Prep is a Competent Cook

We can add another metaphor: think of a flow as a recipe, and let's take a moment to bake some cookies.

julia-spoon

We've already mixed the wet ingredients — the eggs, the vanilla, the butter — when we get to this part of the recipe:

  1. ...
  2. Measure 1.5 cups flour
  3. Add 1/4 teaspoon salt
  4. Add 1/2 teaspoon baking powder
  5. Mix thoroughly
  6. Add dry ingredients to wet ingredients

A competent cook would mix these dry ingredients before adding them to the wet, but they would take the liberty of combining them in any convenient order: they know it's irrelevant.

Tableau Prep is a competent cook. It can figure out many cases where the order won't matter, and can rearrange them to make your flow run more efficiently. But it will only do this when the reordering won't affect the results that you intended.

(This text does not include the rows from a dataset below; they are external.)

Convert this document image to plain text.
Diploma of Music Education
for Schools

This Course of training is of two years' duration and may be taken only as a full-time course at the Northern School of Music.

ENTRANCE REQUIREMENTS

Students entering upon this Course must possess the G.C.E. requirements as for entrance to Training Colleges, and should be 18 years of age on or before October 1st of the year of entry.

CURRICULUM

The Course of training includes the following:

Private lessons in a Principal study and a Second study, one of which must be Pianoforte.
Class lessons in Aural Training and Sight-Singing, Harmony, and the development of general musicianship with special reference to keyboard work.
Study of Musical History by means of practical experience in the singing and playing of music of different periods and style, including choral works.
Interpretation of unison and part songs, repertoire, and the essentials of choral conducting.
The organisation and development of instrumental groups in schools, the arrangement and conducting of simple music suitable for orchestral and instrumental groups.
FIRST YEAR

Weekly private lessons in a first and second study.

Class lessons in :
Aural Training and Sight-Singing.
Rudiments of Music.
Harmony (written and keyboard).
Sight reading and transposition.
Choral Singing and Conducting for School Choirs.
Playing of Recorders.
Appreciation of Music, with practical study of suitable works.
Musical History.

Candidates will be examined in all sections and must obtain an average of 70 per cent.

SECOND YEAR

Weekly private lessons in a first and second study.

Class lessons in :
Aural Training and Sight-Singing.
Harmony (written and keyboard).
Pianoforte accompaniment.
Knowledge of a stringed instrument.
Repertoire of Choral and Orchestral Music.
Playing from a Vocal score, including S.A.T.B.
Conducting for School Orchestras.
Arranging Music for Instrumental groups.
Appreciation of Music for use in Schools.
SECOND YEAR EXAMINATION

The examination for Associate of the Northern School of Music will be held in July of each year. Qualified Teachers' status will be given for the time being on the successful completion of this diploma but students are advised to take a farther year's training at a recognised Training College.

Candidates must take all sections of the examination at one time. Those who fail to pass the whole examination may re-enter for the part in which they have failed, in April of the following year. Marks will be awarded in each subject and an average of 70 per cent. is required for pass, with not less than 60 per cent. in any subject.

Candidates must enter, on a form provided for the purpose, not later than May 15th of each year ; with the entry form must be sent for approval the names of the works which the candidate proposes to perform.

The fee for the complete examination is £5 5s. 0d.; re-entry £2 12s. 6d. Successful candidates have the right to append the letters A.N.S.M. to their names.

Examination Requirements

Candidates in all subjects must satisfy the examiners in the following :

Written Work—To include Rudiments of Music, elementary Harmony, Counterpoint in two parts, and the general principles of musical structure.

So while the flow give a conceptual order to the operations and their execution order, they may not be run that way at all. The result is that you can ignore order when it doesn’t matter, but rely on it when it does.

More than Just Flows

The notion of a flow is not unique to Tableau Prep, and it isn't Prep's most distinguishing feature. The way that Prep uses samples to give you immediate feedback, the way we use analytics to help you see what needs to be done, and the direct manipulation all more directly contribute to what makes Prep special.

But understanding flows is central to understanding how to make Prep do exactly what you want, and it can be a bit of a leap for folks coming from Tableau Desktop. I hope this helps make that leap a little easier.

Happy hacking!